Медсестра нажала ещё одну кнопку.
— Фиолетовым цветом выделены мышцы, напряжение которых при повороте головы или тела позволит вам поворачивать голову в четвёртом измерении — или разворачиваться целиком.
Стивен Боукс попробовал осуществить и эту инструкцию. И взвыл, наблюдая за пляской цветных узоров в экранчиках своего шлема.
— И долго мне надо будет здесь пребывать? Чего именно вы хотите этим добиться?
Женщина устало улыбнулась. В очередной по счёту раз.
— Об этом я не могу распространяться. Вам надо будет пребывать здесь до тех пор, пока вы не приспособитесь к четырёхмерной виртуальности и не пройдёте ряд соответствующих испытаний. Ваше добровольное и искреннее участие в этом является условием вашего досрочного выхода из мест лишения свободы. Степень искренности ваших стараний будут оценивать специалисты.
∗ ∗ ∗— В чём же заключается ваша теория, профессор?
Спросивший это сидел в кресле, небрежно заложив ногу за ногу и полуприкрыв левой рукой нижнюю часть лица.
Впрочем, ввиду общей сумеречности кабинета — и ввиду особо удачного расположения кресла прямо перед окном — его лицо в любом случае никому не удалось бы разглядеть. Удалось бы заметить разве что блеск его глаз, отражающих зеленоватые цифры электронных часов и необыкновенно внимательным взглядом изучающих сейчас собеседника.
— Здесь необходимо начать с двух сторон. Вы не против, если я начну с сугубо технической, где требуется минимум философии?
Тот, кто задал этот вопрос сидевшему в кресле субъекту, ничуть не скрывал свою внешность. Он был бородат, был в не первой свежести белом халате и носил белые тапочки. Пробивающийся сквозь толстые шторы свет целиком освещал его грузную фигуру.
И ещё он от волнения курил. Причём явно не первую сигарету.

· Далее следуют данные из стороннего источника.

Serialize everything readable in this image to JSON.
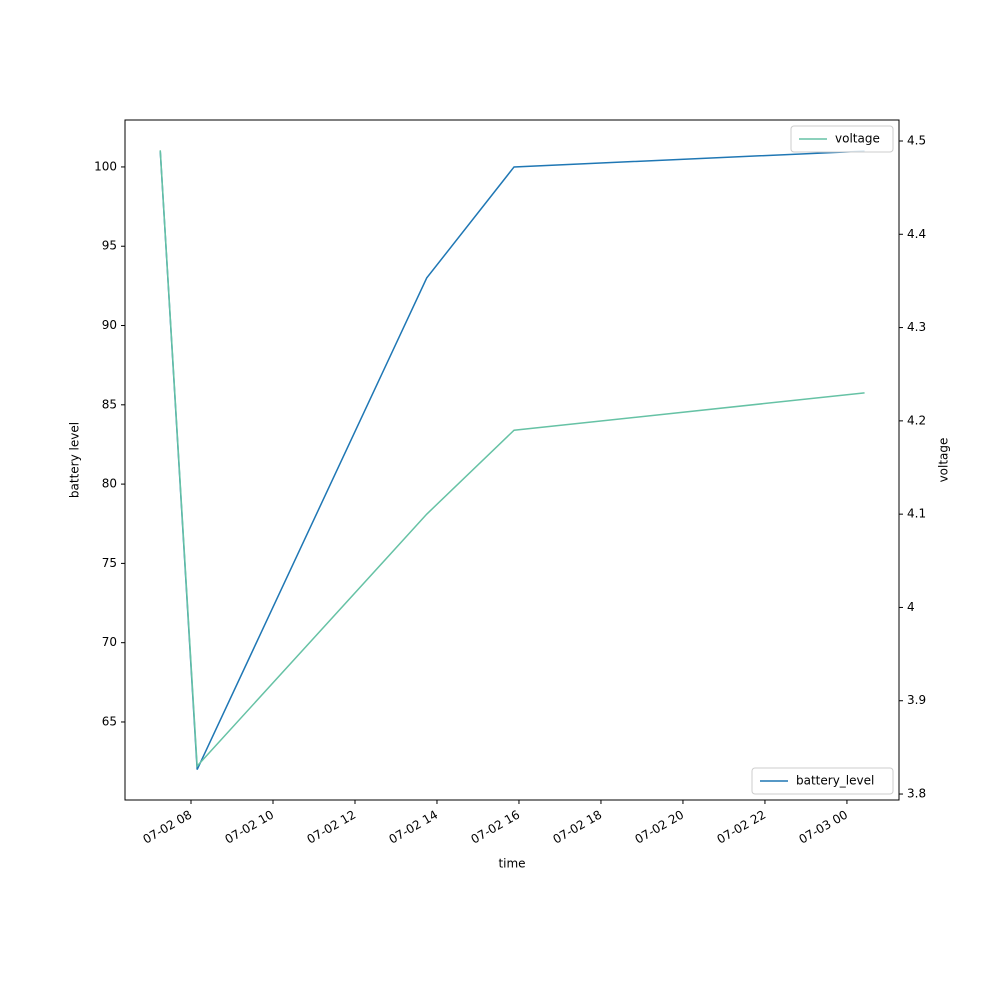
{
  "chart_data": {
    "type": "line",
    "x_label": "time",
    "y_label": "battery level",
    "y2_label": "voltage",
    "x": [
      7.25,
      8.15,
      13.75,
      15.88,
      24.43
    ],
    "series": [
      {
        "name": "battery_level",
        "color": "#1f77b4",
        "values": [
          101,
          62,
          93,
          100,
          101
        ]
      },
      {
        "name": "voltage",
        "color": "#66c2a5",
        "axis": "y2",
        "values": [
          4.49,
          3.83,
          4.1,
          4.19,
          4.23
        ]
      }
    ],
    "xlim": [
      6.39,
      25.27
    ],
    "xticks": [
      {
        "value": 8,
        "label": "07-02 08"
      },
      {
        "value": 10,
        "label": "07-02 10"
      },
      {
        "value": 12,
        "label": "07-02 12"
      },
      {
        "value": 14,
        "label": "07-02 14"
      },
      {
        "value": 16,
        "label": "07-02 16"
      },
      {
        "value": 18,
        "label": "07-02 18"
      },
      {
        "value": 20,
        "label": "07-02 20"
      },
      {
        "value": 22,
        "label": "07-02 22"
      },
      {
        "value": 24,
        "label": "07-03 00"
      }
    ],
    "ylim": [
      60.08,
      102.96
    ],
    "yticks": [
      65,
      70,
      75,
      80,
      85,
      90,
      95,
      100
    ],
    "y2lim": [
      3.7936,
      4.5225
    ],
    "y2ticks": [
      3.8,
      3.9,
      4.0,
      4.1,
      4.2,
      4.3,
      4.4,
      4.5
    ],
    "legend": {
      "y": "lower right",
      "y2": "upper right"
    }
  }
}
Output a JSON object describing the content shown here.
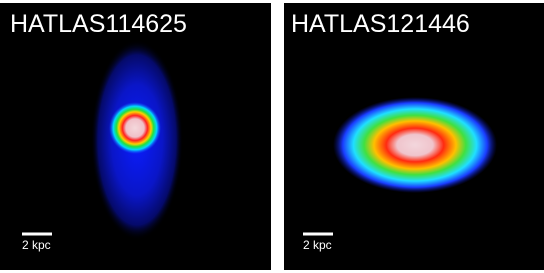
{
  "panels": [
    {
      "title": "HATLAS114625",
      "scale_label": "2 kpc"
    },
    {
      "title": "HATLAS121446",
      "scale_label": "2 kpc"
    }
  ]
}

— Человеческий мозг обладает необыкновенной степенью адаптивности. Вы, конечно, слышали об опыте с очками-перевёртышами?
— Нет.
— Не может быть. Все слышали историю об опыте с очками-перевёртышами.
— Я — не все.
— Ладно, повторю ещё раз. Группе испытателей-добровольцев поручили круглосуточно носить очки, в которых верхнее казалось бы нижним, а нижнее — верхним. Поначалу не проникнувшись глубиной эксперимента, примерно через две недели они начали привыкать, а через месяц им было уже трудно снимать очки — без них мир казался им перевёрнутым.
— Забавно.
— Это лишь один пример адаптивности человеческого мозга. Есть множество других примеров, но я их не помню. Факт, во всяком случае, что иногда и слепому от рождения человеку удаётся вернуть зрение. Существуют и прелюбопытные случаи синестезии, когда человек может с лёгкостью увидеть пару троек среди множества двоек — потому что каждую цифру он воспринимает как написанную отдельным цветом. Синестезист способен перепутать звук и цвет, цвет и вкус, вкус и смысл. Но чаще они всё же не путают, а осознанно сопоставляют их, хотя и ощущая между ними некоторую границу.

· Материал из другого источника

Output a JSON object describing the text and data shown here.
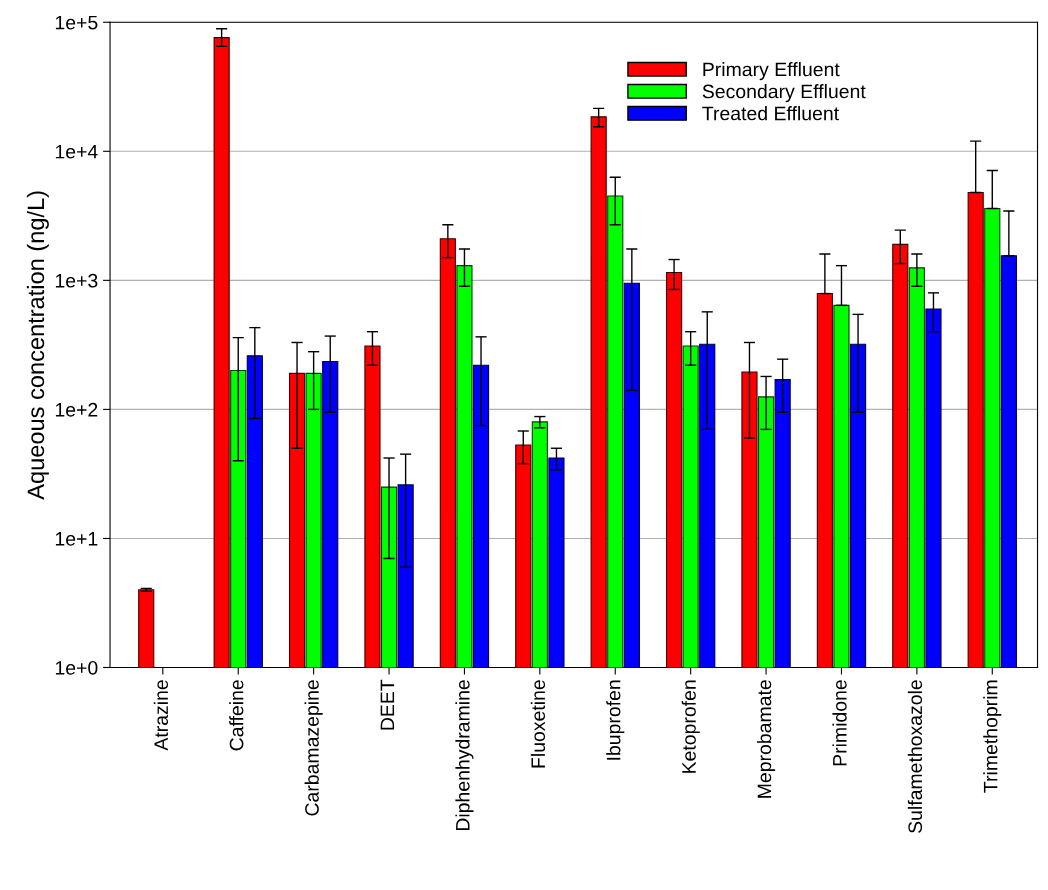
{
  "chart_data": {
    "type": "bar",
    "ylabel": "Aqueous concentration (ng/L)",
    "categories": [
      "Atrazine",
      "Caffeine",
      "Carbamazepine",
      "DEET",
      "Diphenhydramine",
      "Fluoxetine",
      "Ibuprofen",
      "Ketoprofen",
      "Meprobamate",
      "Primidone",
      "Sulfamethoxazole",
      "Trimethoprim"
    ],
    "series": [
      {
        "name": "Primary Effluent",
        "color": "#ff0000",
        "values": [
          4,
          76000,
          190,
          310,
          2100,
          53,
          18500,
          1150,
          195,
          790,
          1900,
          4800
        ],
        "errors": [
          [
            3.9,
            4.1
          ],
          [
            65000,
            89000
          ],
          [
            50,
            330
          ],
          [
            220,
            400
          ],
          [
            1500,
            2700
          ],
          [
            38,
            68
          ],
          [
            15500,
            21500
          ],
          [
            850,
            1450
          ],
          [
            60,
            330
          ],
          [
            790,
            1600
          ],
          [
            1350,
            2450
          ],
          [
            4800,
            12000
          ]
        ]
      },
      {
        "name": "Secondary Effluent",
        "color": "#00ff00",
        "values": [
          null,
          200,
          190,
          25,
          1300,
          80,
          4500,
          310,
          125,
          640,
          1250,
          3600
        ],
        "errors": [
          null,
          [
            40,
            360
          ],
          [
            100,
            280
          ],
          [
            7,
            42
          ],
          [
            900,
            1750
          ],
          [
            72,
            88
          ],
          [
            2700,
            6300
          ],
          [
            220,
            400
          ],
          [
            70,
            180
          ],
          [
            640,
            1300
          ],
          [
            900,
            1600
          ],
          [
            3600,
            7100
          ]
        ]
      },
      {
        "name": "Treated Effluent",
        "color": "#0000ff",
        "values": [
          null,
          260,
          235,
          26,
          220,
          42,
          950,
          320,
          170,
          320,
          600,
          1550
        ],
        "errors": [
          null,
          [
            85,
            430
          ],
          [
            95,
            370
          ],
          [
            6,
            45
          ],
          [
            75,
            365
          ],
          [
            34,
            50
          ],
          [
            140,
            1750
          ],
          [
            70,
            570
          ],
          [
            95,
            245
          ],
          [
            95,
            545
          ],
          [
            400,
            800
          ],
          [
            1550,
            3450
          ]
        ]
      }
    ],
    "log": "y",
    "ylim": [
      1,
      100000
    ],
    "yticks": [
      {
        "value": 1,
        "label": "1e+0"
      },
      {
        "value": 10,
        "label": "1e+1"
      },
      {
        "value": 100,
        "label": "1e+2"
      },
      {
        "value": 1000,
        "label": "1e+3"
      },
      {
        "value": 10000,
        "label": "1e+4"
      },
      {
        "value": 100000,
        "label": "1e+5"
      }
    ],
    "grid": "y",
    "legend": "top right"
  }
}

— Мне зелёный цвет кажется кисловатым. Я синестезист?
— Не существует здоровых людей, существуют лишь необследованные. Но помните, коллега: девяносто процентов болезней проходят сами собой, а остальные вообще не вылечиваются.
Сидящий в кресле чуть кашлянул, как бы напоминая, что не является коллегой профессору.
Бородатый индивидуум опомнился.
— В общем, что я хотел сказать? Мозг может многое. Когда ещё на заре нашего века, двадцать первого, ставили опыты с виртуальным отделением от тела — то есть транслировали человеку в глаза вид с расположенной позади него видеокамеры, а при проведении рукой под камерой незаметно касались другой рукой его настоящего живота, — человек действительно ощущал себя в виде некоей внетелесной астральной эманации. А головные боли? Человеку часто кажется, что боль расположена в мозгу, хотя мы знаем, что там нет болевых рецепторов. А ощущения наркоманов, которым нередко мерещится, что у них выросла третья рука, шестой палец или второй член?..
Тут он неожиданно остановился, словно человек, налетевший с разбега на бетонную стену. Сконфуженно пробормотал:
— Извините.
— Ничего. Проще говоря, вы имеете в виду, что мозг способен привыкнуть даже к тому, для чего не предназначался эволюционно?
— Именно так. Особенно эта адаптивность проявлена в младенчестве, свидетельством чему служат многие случаи вырастания детей в дикой природе. Эти Маугли зачастую умудряются целиком перенять повадки приютивших их животных, среди волков стать волками в квадрате, среди медведей — медведями в кубе. Правда, вернуться в человеческий стан у них потом уже не получается, но каков факт?
— Внушительно, — был вынужден признать собеседник.
Профессор выбросил на ковёр останки очередной сигареты.
— С этим необыкновенным человеческим свойством повышенной адаптивности и связана одна теория, о которой я хотел рассказать вам во вторую очередь и которая неразрывно связана с целями моей программы...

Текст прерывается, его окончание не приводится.